Belajar dari Pengalaman Amerika Serikat

Amerika Serikat, sebagai contoh, pernah mengalami pelebaran peran militer selama Perang Dingin. Keahlian dan pemikiran strategis militer sangat dibutuhkan dalam pengambilan kebijakan-kebijakan penting negara. Namun, setelah Uni Soviet runtuh dan Perang Dingin berakhir, trennya berubah. Publik Amerika lebih memilih militer yang profesional (objective control), dengan fokus pada pertahanan dan ancaman eksternal. Peristiwa "Nine Eleven" dan isu terorisme global sempat memperluas peran militer, tetapi tetap dalam batas yang dapat diterima publik.

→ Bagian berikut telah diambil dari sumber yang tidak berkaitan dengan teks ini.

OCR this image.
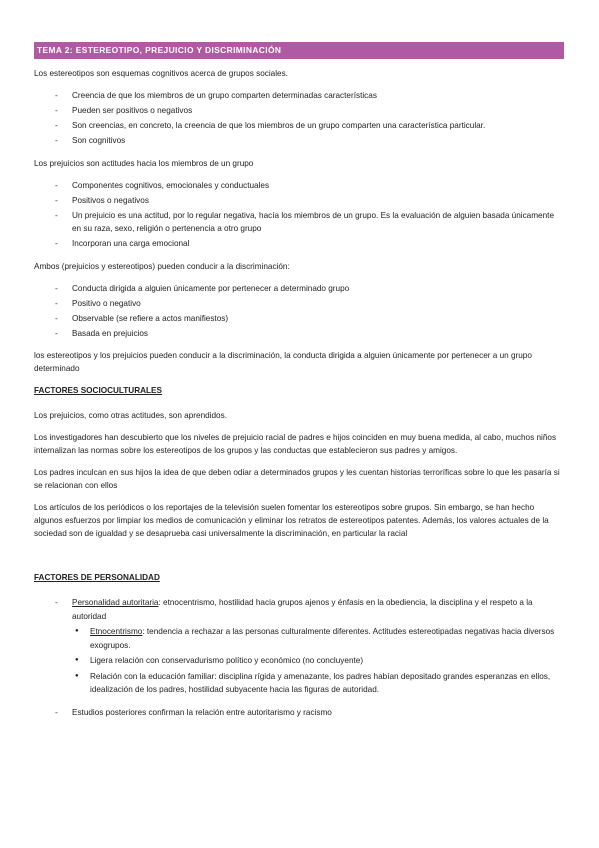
TEMA 2: ESTEREOTIPO, PREJUICIO Y DISCRIMINACIÓN

Los estereotipos son esquemas cognitivos acerca de grupos sociales.

- Creencia de que los miembros de un grupo comparten determinadas características
- Pueden ser positivos o negativos
- Son creencias, en concreto, la creencia de que los miembros de un grupo comparten una característica particular.
- Son cognitivos

Los prejuicios son actitudes hacia los miembros de un grupo

- Componentes cognitivos, emocionales y conductuales
- Positivos o negativos
- Un prejuicio es una actitud, por lo regular negativa, hacía los miembros de un grupo. Es la evaluación de alguien basada únicamente en su raza, sexo, religión o pertenencia a otro grupo
- Incorporan una carga emocional

Ambos (prejuicios y estereotipos) pueden conducir a la discriminación:

- Conducta dirigida a alguien únicamente por pertenecer a determinado grupo
- Positivo o negativo
- Observable (se refiere a actos manifiestos)
- Basada en prejuicios

los estereotipos y los prejuicios pueden conducir a la discriminación, la conducta dirigida a alguien únicamente por pertenecer a un grupo determinado

FACTORES SOCIOCULTURALES

Los prejuicios, como otras actitudes, son aprendidos.

Los investigadores han descubierto que los niveles de prejuicio racial de padres e hijos coinciden en muy buena medida, al cabo, muchos niños internalizan las normas sobre los estereotipos de los grupos y las conductas que establecieron sus padres y amigos.

Los padres inculcan en sus hijos la idea de que deben odiar a determinados grupos y les cuentan historias terroríficas sobre lo que les pasaría si se relacionan con ellos

Los artículos de los periódicos o los reportajes de la televisión suelen fomentar los estereotipos sobre grupos. Sin embargo, se han hecho algunos esfuerzos por limpiar los medios de comunicación y eliminar los retratos de estereotipos patentes. Además, los valores actuales de la sociedad son de igualdad y se desaprueba casi universalmente la discriminación, en particular la racial

FACTORES DE PERSONALIDAD
- Personalidad autoritaria: etnocentrismo, hostilidad hacia grupos ajenos y énfasis en la obediencia, la disciplina y el respeto a la autoridad
● Etnocentrismo: tendencia a rechazar a las personas culturalmente diferentes. Actitudes estereotipadas negativas hacia diversos exogrupos.
● Ligera relación con conservadurismo político y económico (no concluyente)
● Relación con la educación familiar: disciplina rígida y amenazante, los padres habían depositado grandes esperanzas en ellos, idealización de los padres, hostilidad subyacente hacia las figuras de autoridad.
- Estudios posteriores confirman la relación entre autoritarismo y racismo
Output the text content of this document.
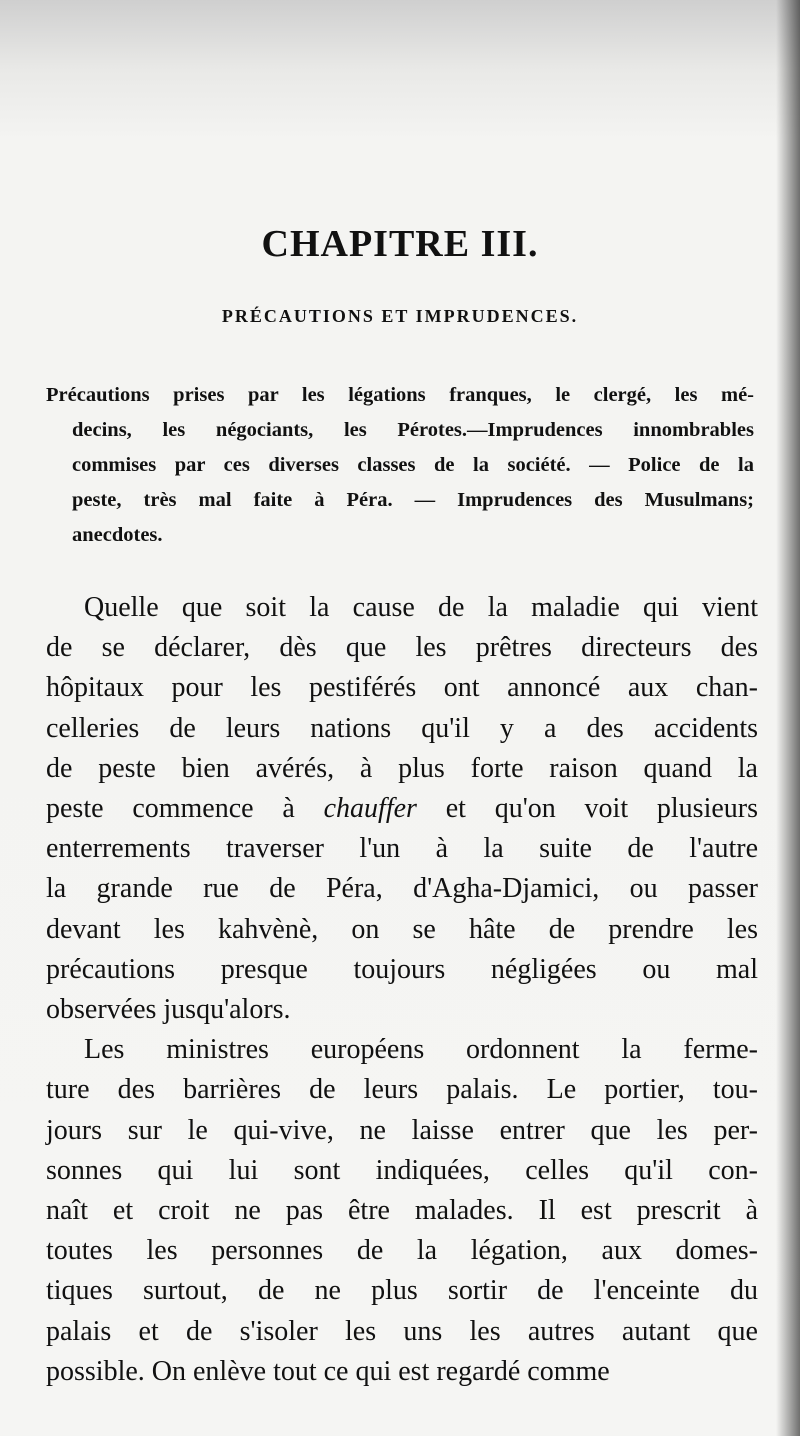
CHAPITRE III.
PRÉCAUTIONS ET IMPRUDENCES.
Précautions prises par les légations franques, le clergé, les mé-
decins, les négociants, les Pérotes.—Imprudences innombrables
commises par ces diverses classes de la société. — Police de la
peste, très mal faite à Péra. — Imprudences des Musulmans;
anecdotes.
Quelle que soit la cause de la maladie qui vient
de se déclarer, dès que les prêtres directeurs des
hôpitaux pour les pestiférés ont annoncé aux chan-
celleries de leurs nations qu'il y a des accidents
de peste bien avérés, à plus forte raison quand la
peste commence à chauffer et qu'on voit plusieurs
enterrements traverser l'un à la suite de l'autre
la grande rue de Péra, d'Agha-Djamici, ou passer
devant les kahvènè, on se hâte de prendre les
précautions presque toujours négligées ou mal
observées jusqu'alors.
Les ministres européens ordonnent la ferme-
ture des barrières de leurs palais. Le portier, tou-
jours sur le qui-vive, ne laisse entrer que les per-
sonnes qui lui sont indiquées, celles qu'il con-
naît et croit ne pas être malades. Il est prescrit à
toutes les personnes de la légation, aux domes-
tiques surtout, de ne plus sortir de l'enceinte du
palais et de s'isoler les uns les autres autant que
possible. On enlève tout ce qui est regardé comme
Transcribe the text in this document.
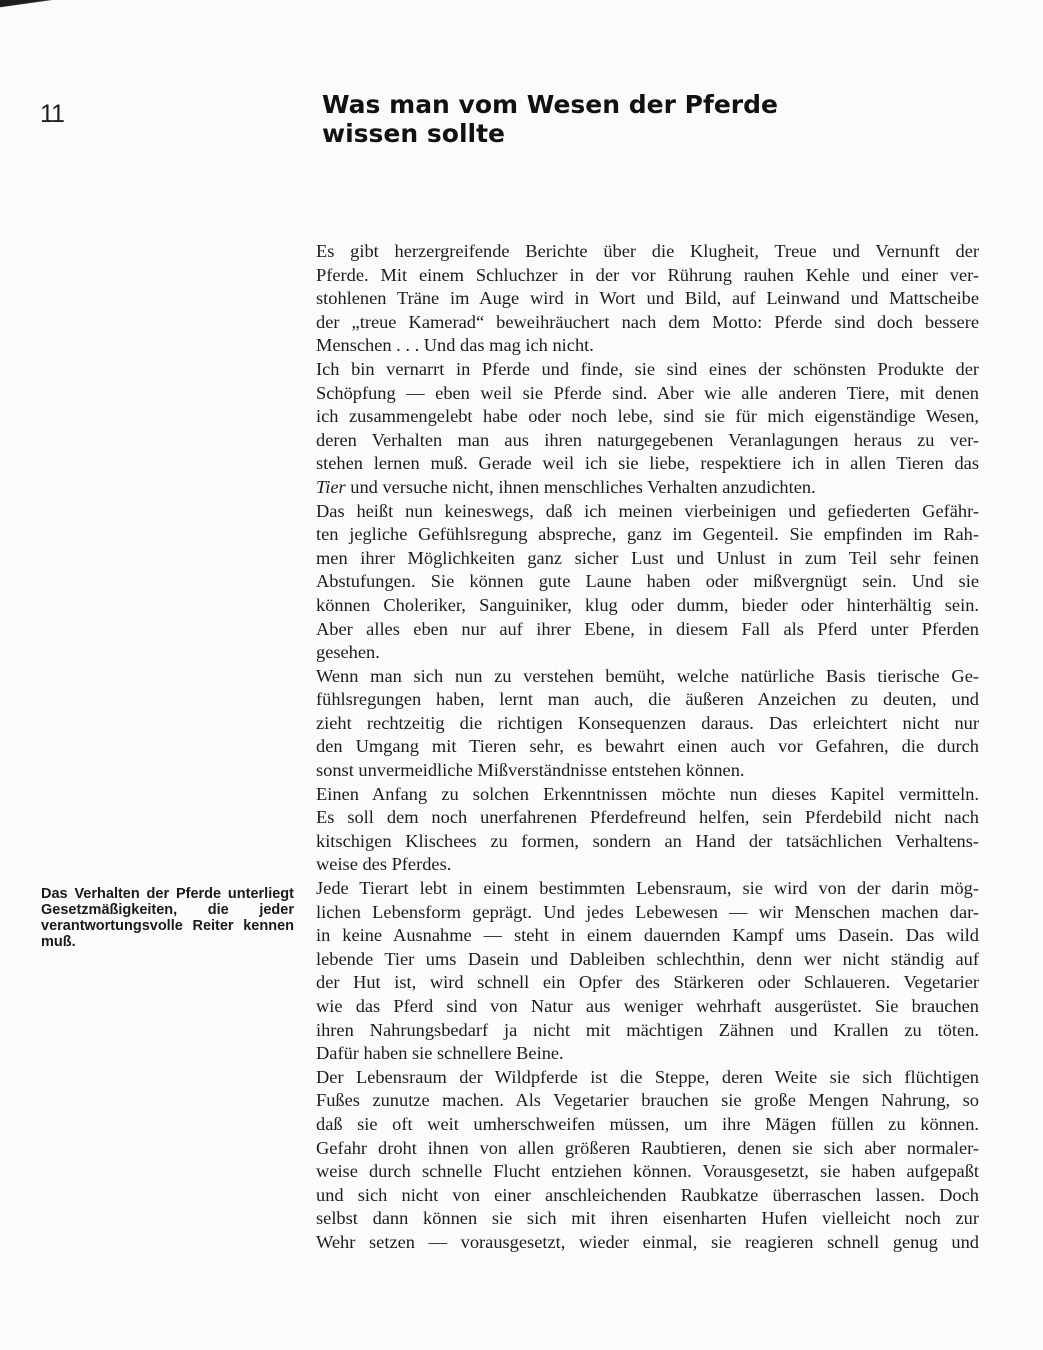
11	Was man vom Wesen der Pferde
wissen sollte

Das Verhalten der Pferde unterliegt Gesetzmäßigkeiten, die jeder verantwortungsvolle Reiter kennen muß.

Es gibt herzergreifende Berichte über die Klugheit, Treue und Vernunft der
Pferde. Mit einem Schluchzer in der vor Rührung rauhen Kehle und einer ver-
stohlenen Träne im Auge wird in Wort und Bild, auf Leinwand und Mattscheibe
der „treue Kamerad“ beweihräuchert nach dem Motto: Pferde sind doch bessere
Menschen . . . Und das mag ich nicht.

Ich bin vernarrt in Pferde und finde, sie sind eines der schönsten Produkte der
Schöpfung — eben weil sie Pferde sind. Aber wie alle anderen Tiere, mit denen
ich zusammengelebt habe oder noch lebe, sind sie für mich eigenständige Wesen,
deren Verhalten man aus ihren naturgegebenen Veranlagungen heraus zu ver-
stehen lernen muß. Gerade weil ich sie liebe, respektiere ich in allen Tieren das
Tier und versuche nicht, ihnen menschliches Verhalten anzudichten.

Das heißt nun keineswegs, daß ich meinen vierbeinigen und gefiederten Gefähr-
ten jegliche Gefühlsregung abspreche, ganz im Gegenteil. Sie empfinden im Rah-
men ihrer Möglichkeiten ganz sicher Lust und Unlust in zum Teil sehr feinen
Abstufungen. Sie können gute Laune haben oder mißvergnügt sein. Und sie
können Choleriker, Sanguiniker, klug oder dumm, bieder oder hinterhältig sein.
Aber alles eben nur auf ihrer Ebene, in diesem Fall als Pferd unter Pferden
gesehen.

Wenn man sich nun zu verstehen bemüht, welche natürliche Basis tierische Ge-
fühlsregungen haben, lernt man auch, die äußeren Anzeichen zu deuten, und
zieht rechtzeitig die richtigen Konsequenzen daraus. Das erleichtert nicht nur
den Umgang mit Tieren sehr, es bewahrt einen auch vor Gefahren, die durch
sonst unvermeidliche Mißverständnisse entstehen können.

Einen Anfang zu solchen Erkenntnissen möchte nun dieses Kapitel vermitteln.
Es soll dem noch unerfahrenen Pferdefreund helfen, sein Pferdebild nicht nach
kitschigen Klischees zu formen, sondern an Hand der tatsächlichen Verhaltens-
weise des Pferdes.

Jede Tierart lebt in einem bestimmten Lebensraum, sie wird von der darin mög-
lichen Lebensform geprägt. Und jedes Lebewesen — wir Menschen machen dar-
in keine Ausnahme — steht in einem dauernden Kampf ums Dasein. Das wild
lebende Tier ums Dasein und Dableiben schlechthin, denn wer nicht ständig auf
der Hut ist, wird schnell ein Opfer des Stärkeren oder Schlaueren. Vegetarier
wie das Pferd sind von Natur aus weniger wehrhaft ausgerüstet. Sie brauchen
ihren Nahrungsbedarf ja nicht mit mächtigen Zähnen und Krallen zu töten.
Dafür haben sie schnellere Beine.

Der Lebensraum der Wildpferde ist die Steppe, deren Weite sie sich flüchtigen
Fußes zunutze machen. Als Vegetarier brauchen sie große Mengen Nahrung, so
daß sie oft weit umherschweifen müssen, um ihre Mägen füllen zu können.
Gefahr droht ihnen von allen größeren Raubtieren, denen sie sich aber normaler-
weise durch schnelle Flucht entziehen können. Vorausgesetzt, sie haben aufgepaßt
und sich nicht von einer anschleichenden Raubkatze überraschen lassen. Doch
selbst dann können sie sich mit ihren eisenharten Hufen vielleicht noch zur
Wehr setzen — vorausgesetzt, wieder einmal, sie reagieren schnell genug und
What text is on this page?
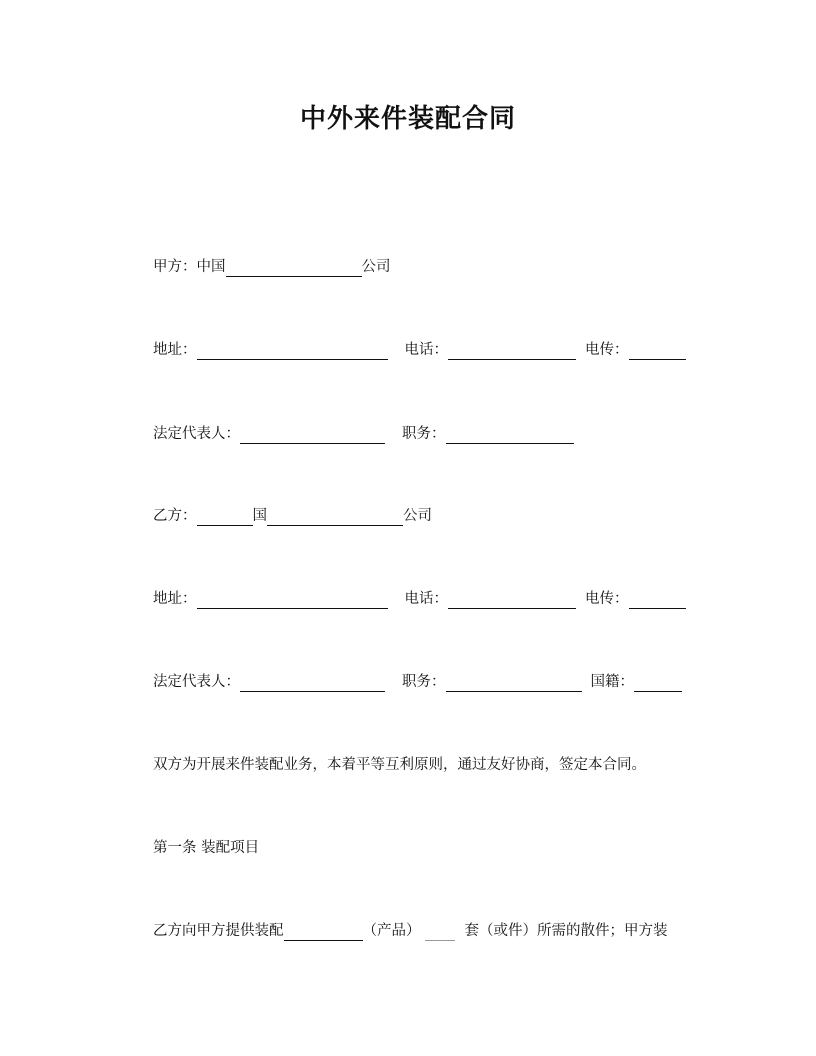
中外来件装配合同
甲方：中国	公司
地址：	电话：	电传：
法定代表人：	职务：
乙方：	国	公司
地址：	电话：	电传：
法定代表人：	职务：	国籍：
双方为开展来件装配业务，本着平等互利原则，通过友好协商，签定本合同。
第一条 装配项目
乙方向甲方提供装配	（产品）	套（或件）所需的散件；甲方装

Improvisasi Peran Tanpa Menginvasi Ranah Sipil

Sebenarnya, ruang gerak militer dalam menjalankan fungsi dasarnya tidaklah sempit. TNI dapat berimprovisasi dan menjalankan banyak peran tanpa harus menginvasi ranah fungsional pejabat sipil. Contohnya, keterlibatan Pentagon dalam memantau perang mata uang (currency war) di sektor keuangan menunjukkan bagaimana militer dapat berkontribusi dalam menjaga kedaulatan negara tanpa harus terjun langsung ke ranah sipil. Pentagon bahkan memiliki tim khusus yang terdiri dari pakar keuangan, ahli manajemen strategis, dan tokoh militer untuk membuat skenario serangan terhadap mata uang Amerika dan langkah-langkah antisipasinya.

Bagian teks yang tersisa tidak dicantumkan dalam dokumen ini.